Tuesday, 16 August 2011 | 7 comments

Of crabs & corn-on-the-cob

We snuck away to a cabin in West Virginia last weekend for what seemed like the first really summery getaway I’ve had this year. Our hosts were old friends of Ben’s family, who are some of the most gracious folks you can imagine. They’re the type of people who love traditions, both new and old. Generally, those traditions involve a lot of food shared around a table on their big front porch, overlooking the mountains and the south branch of the Potomac river. The crab feast of last weekend is one of the newer traditions; but their celebration of “Russian Easter”, which takes place in the spring, is an event that dates back to the childhood of our hostess’s late mother. They have an astonishingly detailed documentation of these yearly celebrations in album form, complete not just with photos, but with the menu and guest list from each year, as well as a beautifully written introduction that explains the roots of the celebration. I spent hours poring over 60s- and 70s-era photos and painstakingly typewritten descriptions of “Poor Man’s Caviar”, exquisitely distilled vodka, and “the abundance of their table.” They’ve also compiled a Russian Easter cookbook, complete with all the wonderful cheese-, cream-, and dill-laden dishes you’d expect from a Russian recipe—but I’m saving those for some more appropriately colder months.

§ 7 responses to Of crabs & corn-on-the-cob

  • Such lovely photos! I’m especially a fan of the one with the crabs and wine glass. I can’t think about winter just yet, though. I’ve barely tasted summer this year, it seems, what with being away and all (and still one more trip to come). I’m glad that you’ve had your getaway, though. Traditions around the table are a great thing to have. I don’t feel as though I’ve been settled down long enough (or will be) to start any real traditions, but you’ve got this yellow house of yours…
    p.s. I will post pictures of the finished tub soon. For a while, it was a storage space for the various tradesmen who needed other parts of the apartment clear. I hope by next Tuesday that the bathroom will be in order! :)

    • Thanks, Katie. You don’t have to be ‘settled down’ to have traditions around the table, though! That’s the whole point of the yellow house :) It’s rented, by the way. None of us are close to settled down! Here’s a ‘new tradition’ that inspired me recently: http://www.kinfolkmag.com/2011/08/03/music-night/

      • That’s funny, actually. Shortly after I moved to Chicago, one of the other students in my class suggested that we do a Music Night on a weekly basis at someone’s house. So, my boyfriend and I (he’s a bit of an audiophile–he re-wired both our turn table and amplifier, both of maybe a late 1950s vintage, all in pursuit of better sound) had people over on Saturdays for probably a good 10 or 12 times. Each week, someone was in charge of picking the music, and we’d squeeze into the living room and just listen. It sort of died in the middle of the winter, though. People had work to catch up on, people’s personal lives got crazy, etc. I’d like to revive it once everyone is back in Chicago for the start of school, but I guess we’ll see how things go. New traditions are sometimes hard to keep going.

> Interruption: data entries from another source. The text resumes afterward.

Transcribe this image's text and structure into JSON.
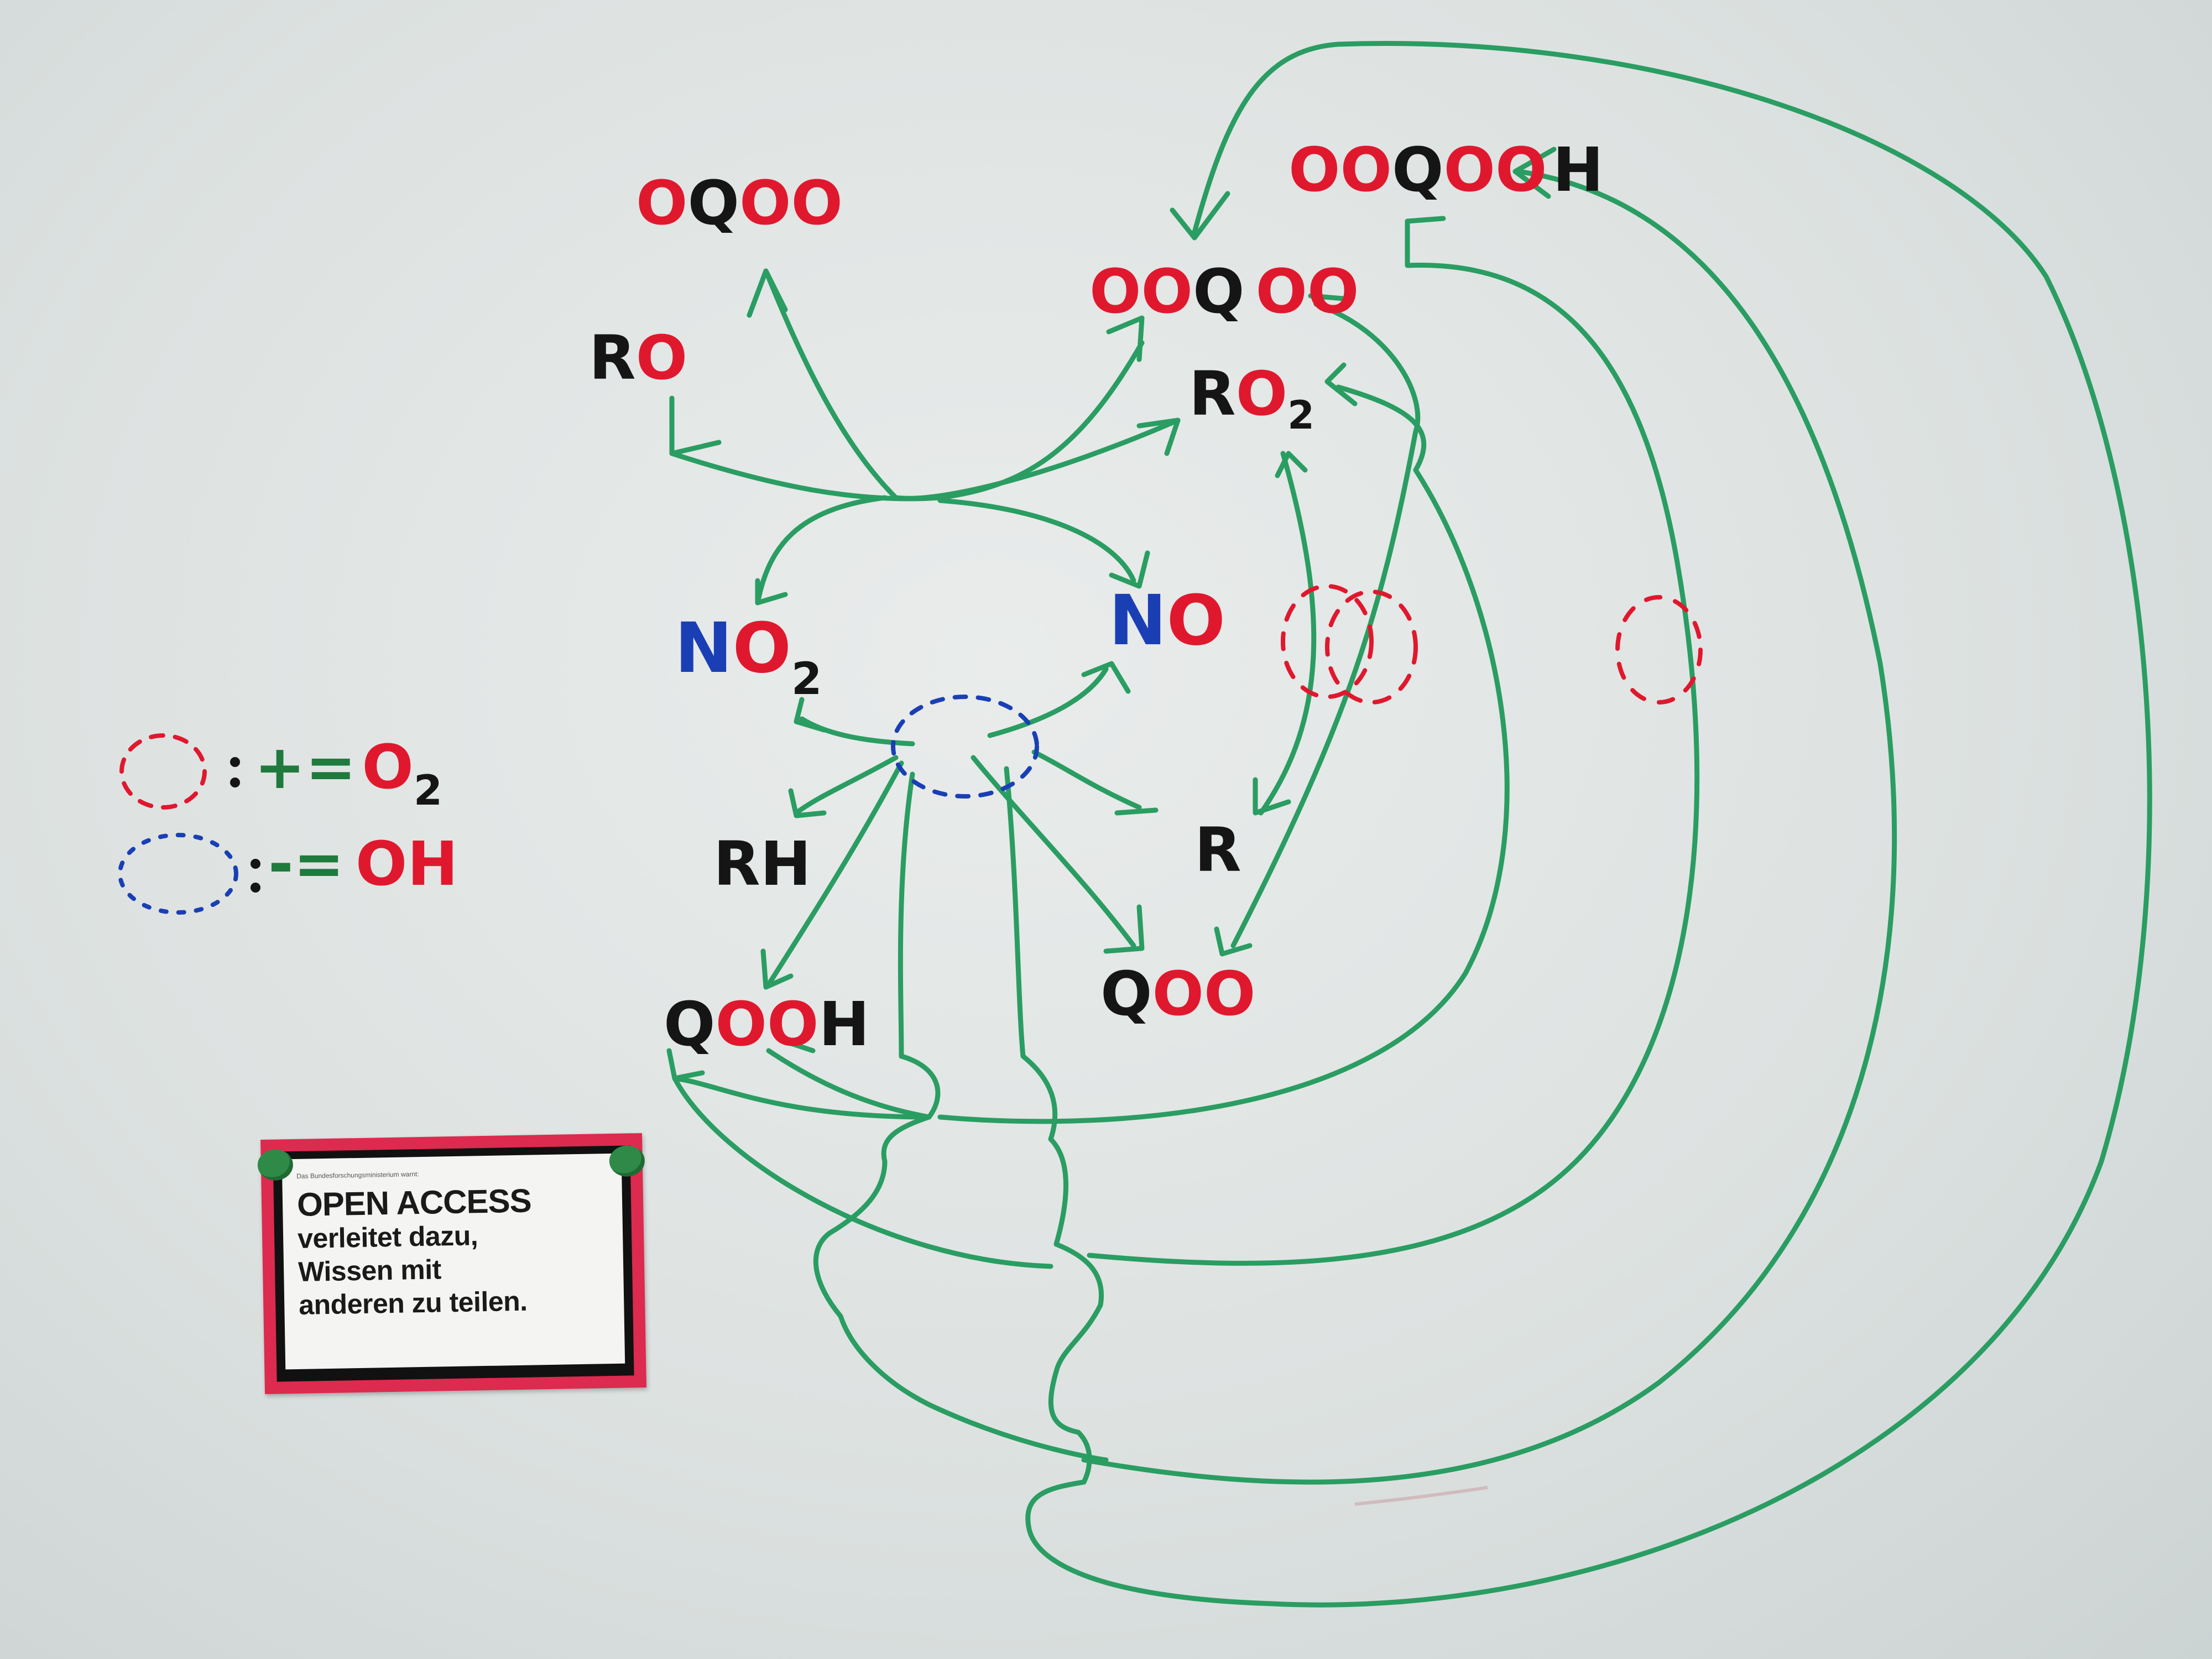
{
  "diagram": {
    "species": {
      "oqoo": [
        "O",
        "Q",
        "OO"
      ],
      "ro": [
        "R",
        "O"
      ],
      "ooqoo": [
        "OO",
        "Q",
        "OO"
      ],
      "ooqooh": [
        "OO",
        "Q",
        "OO",
        "H"
      ],
      "ro2": [
        "R",
        "O",
        "2"
      ],
      "no2": [
        "N",
        "O",
        "2"
      ],
      "no": [
        "N",
        "O"
      ],
      "rh": "RH",
      "r": "R",
      "qooh": [
        "Q",
        "OO",
        "H"
      ],
      "qoo": [
        "Q",
        "OO"
      ]
    },
    "legend": {
      "o2": {
        "sign": "+=",
        "formula": "O",
        "subscript": "2"
      },
      "oh": {
        "sign": "-=",
        "formula": "OH"
      }
    }
  },
  "sign": {
    "small_text": "Das Bundesforschungsministerium warnt:",
    "title": "OPEN ACCESS",
    "line1": "verleitet dazu,",
    "line2": "Wissen mit",
    "line3": "anderen zu teilen."
  },
  "colors": {
    "green": "#2a9d62",
    "red": "#e0182e",
    "blue": "#1a3fb5",
    "black": "#151515"
  }
}
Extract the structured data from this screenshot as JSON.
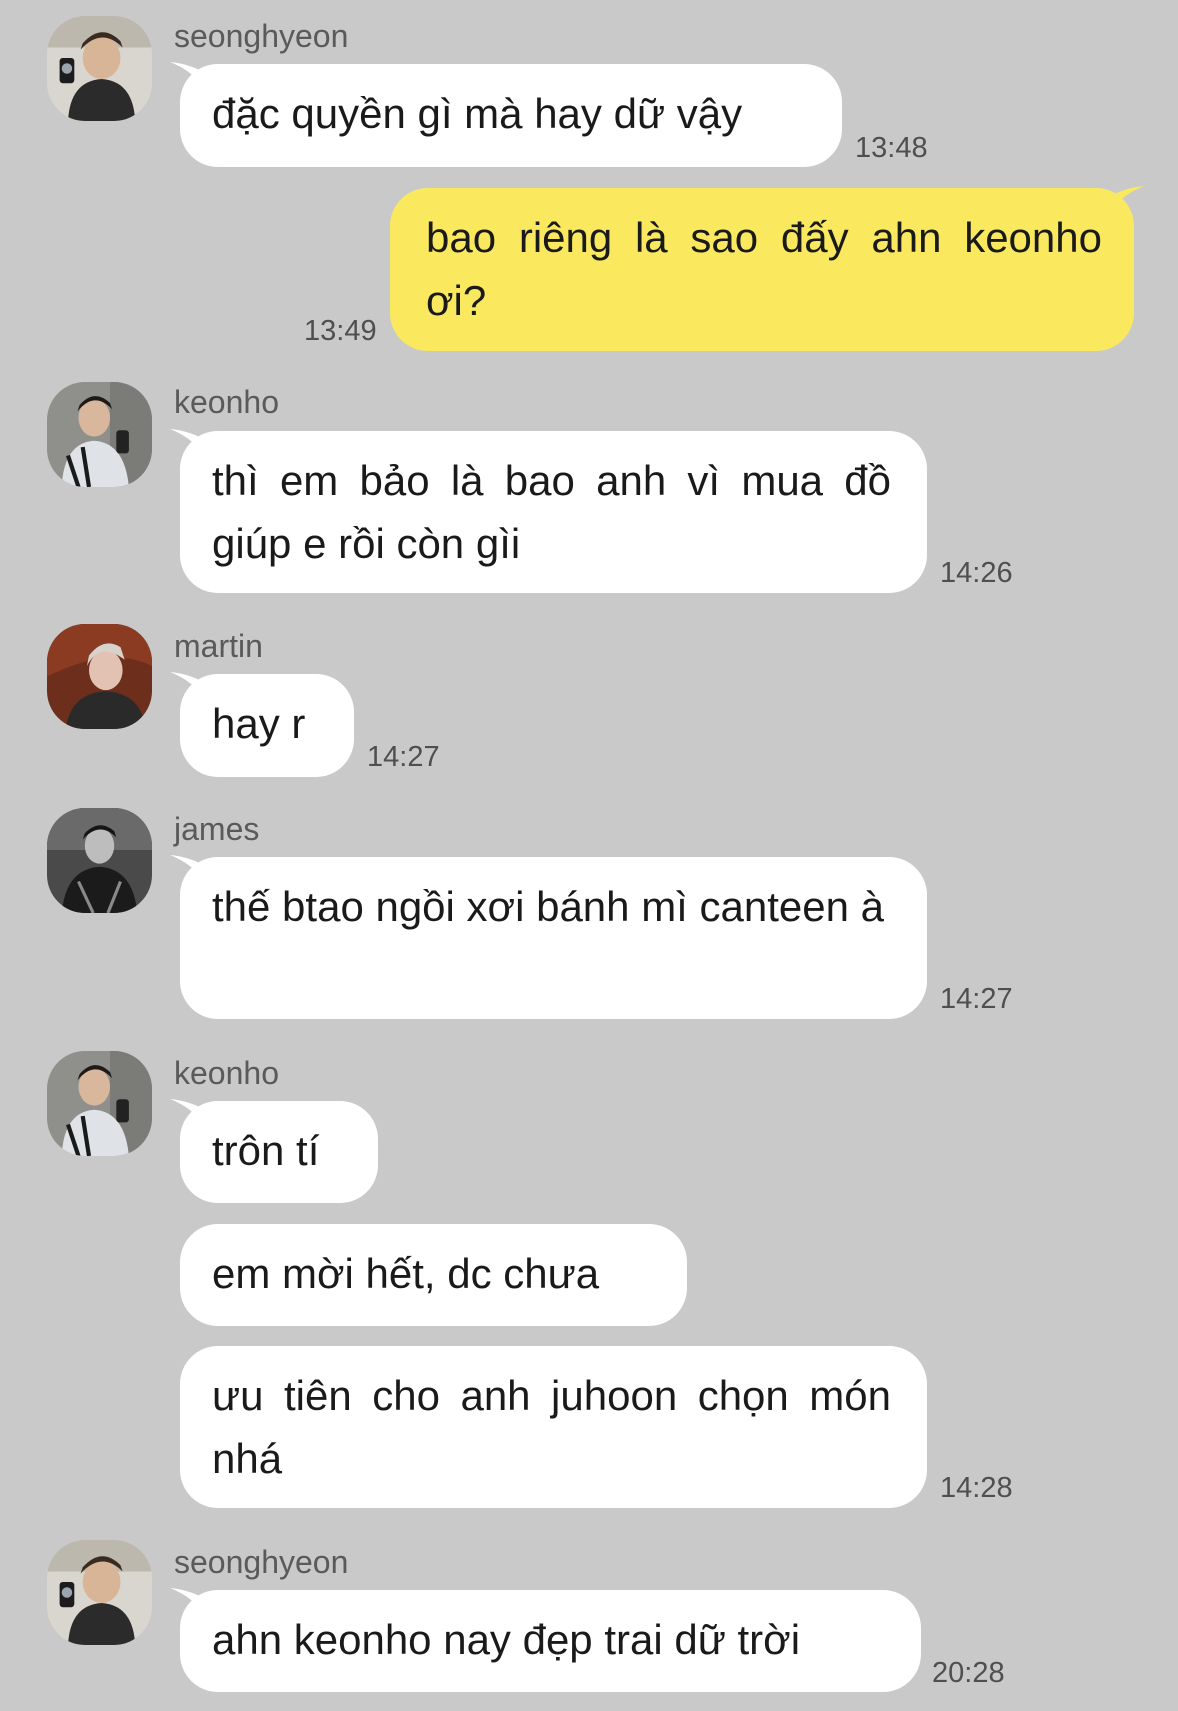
{
  "colors": {
    "background": "#c9c9c9",
    "incoming_bubble": "#ffffff",
    "outgoing_bubble": "#fae95f"
  },
  "messages": [
    {
      "sender": "seonghyeon",
      "avatar": "seonghyeon-avatar",
      "text": "đặc quyền gì mà hay dữ vậy",
      "time": "13:48"
    },
    {
      "sender": "me",
      "text": "bao riêng là sao đấy ahn keonho ơi?",
      "time": "13:49"
    },
    {
      "sender": "keonho",
      "avatar": "keonho-avatar",
      "text": "thì em bảo là bao anh vì mua đồ giúp e rồi còn gìi",
      "time": "14:26"
    },
    {
      "sender": "martin",
      "avatar": "martin-avatar",
      "text": "hay r",
      "time": "14:27"
    },
    {
      "sender": "james",
      "avatar": "james-avatar",
      "text": "thế btao ngồi xơi bánh mì canteen à",
      "time": "14:27"
    },
    {
      "sender": "keonho",
      "avatar": "keonho-avatar",
      "text": "trôn tí"
    },
    {
      "sender": "keonho",
      "text": "em mời hết, dc chưa"
    },
    {
      "sender": "keonho",
      "text": "ưu tiên cho anh juhoon chọn món nhá",
      "time": "14:28"
    },
    {
      "sender": "seonghyeon",
      "avatar": "seonghyeon-avatar",
      "text": "ahn keonho nay đẹp trai dữ trời",
      "time": "20:28"
    }
  ]
}
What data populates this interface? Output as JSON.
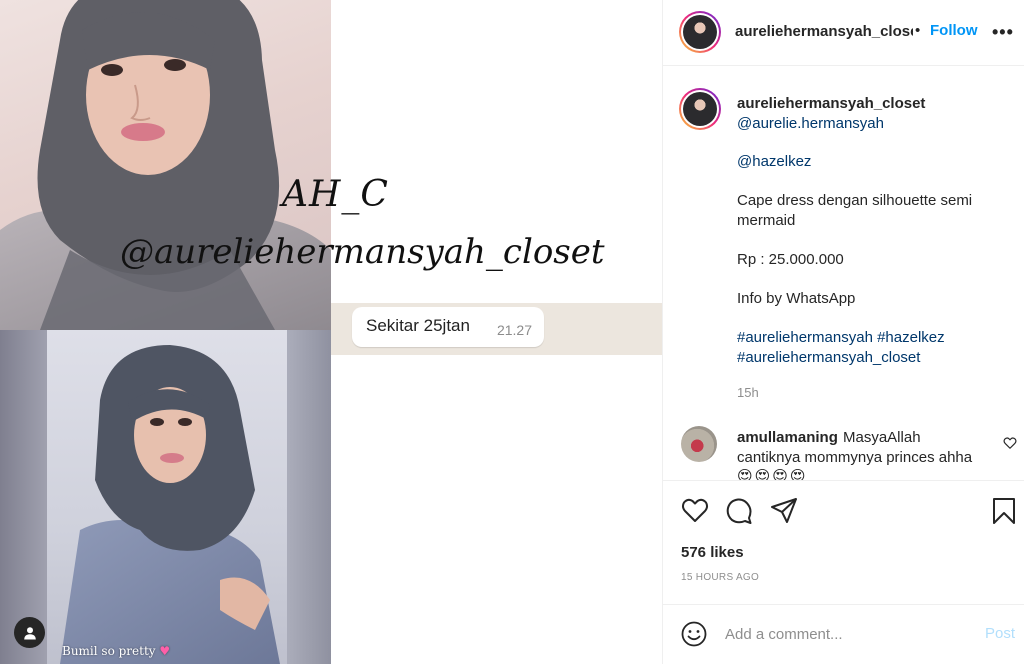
{
  "media": {
    "watermark_line1": "AH_C",
    "watermark_line2": "@aureliehermansyah_closet",
    "chat_message": "Sekitar 25jtan",
    "chat_time": "21.27",
    "photo_caption": "Bumil so pretty",
    "tag_icon": "user-tag-icon"
  },
  "header": {
    "username": "aureliehermansyah_closet",
    "separator": "•",
    "follow_label": "Follow",
    "more_icon": "more-options-icon"
  },
  "caption": {
    "username": "aureliehermansyah_closet",
    "mention1": "@aurelie.hermansyah",
    "mention2": "@hazelkez",
    "desc_line1": "Cape dress dengan silhouette semi",
    "desc_line2": "mermaid",
    "price": "Rp : 25.000.000",
    "info": "Info by WhatsApp",
    "hashtag1": "#aureliehermansyah",
    "hashtag2": "#hazelkez",
    "hashtag3": "#aureliehermansyah_closet",
    "time": "15h"
  },
  "comment": {
    "username": "amullamaning",
    "text_line1": "MasyaAllah",
    "text_line2": "cantiknya mommynya princes ahha",
    "emoji": "😍😍😍😍"
  },
  "actions": {
    "likes": "576 likes",
    "timestamp": "15 HOURS AGO",
    "icons": [
      "heart-icon",
      "comment-icon",
      "share-icon",
      "bookmark-icon"
    ]
  },
  "add_comment": {
    "placeholder": "Add a comment...",
    "post_label": "Post"
  },
  "colors": {
    "accent": "#0095f6",
    "link": "#00376b",
    "muted": "#8e8e8e",
    "post_disabled": "#b2dffc"
  }
}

  • i just found you from the tend blog. your site and pictures are beautiful – this feast looks so good! i used to work in eastern and southern africa too – would love to see some recent pictures of those places.

    • Hi Jenna–thanks for stopping by, and thanks for your comments over at tend, too—so heartfelt, I really appreciate it. I’ve been trying to piece together how I’ll write about Africa in the context of this space. But you mentioning it gives me some needed push…we’ll see what happens! :)

  • Thanks the tomato idea on the KF blog, and your site is amazing! The photography is really top notch – very impressed


    • You’re welcome, Nathan—it’s my pleasure, really, because I’ve been enjoying the mag (and the blog) so much. And I’m so flattered that you enjoy my little space here.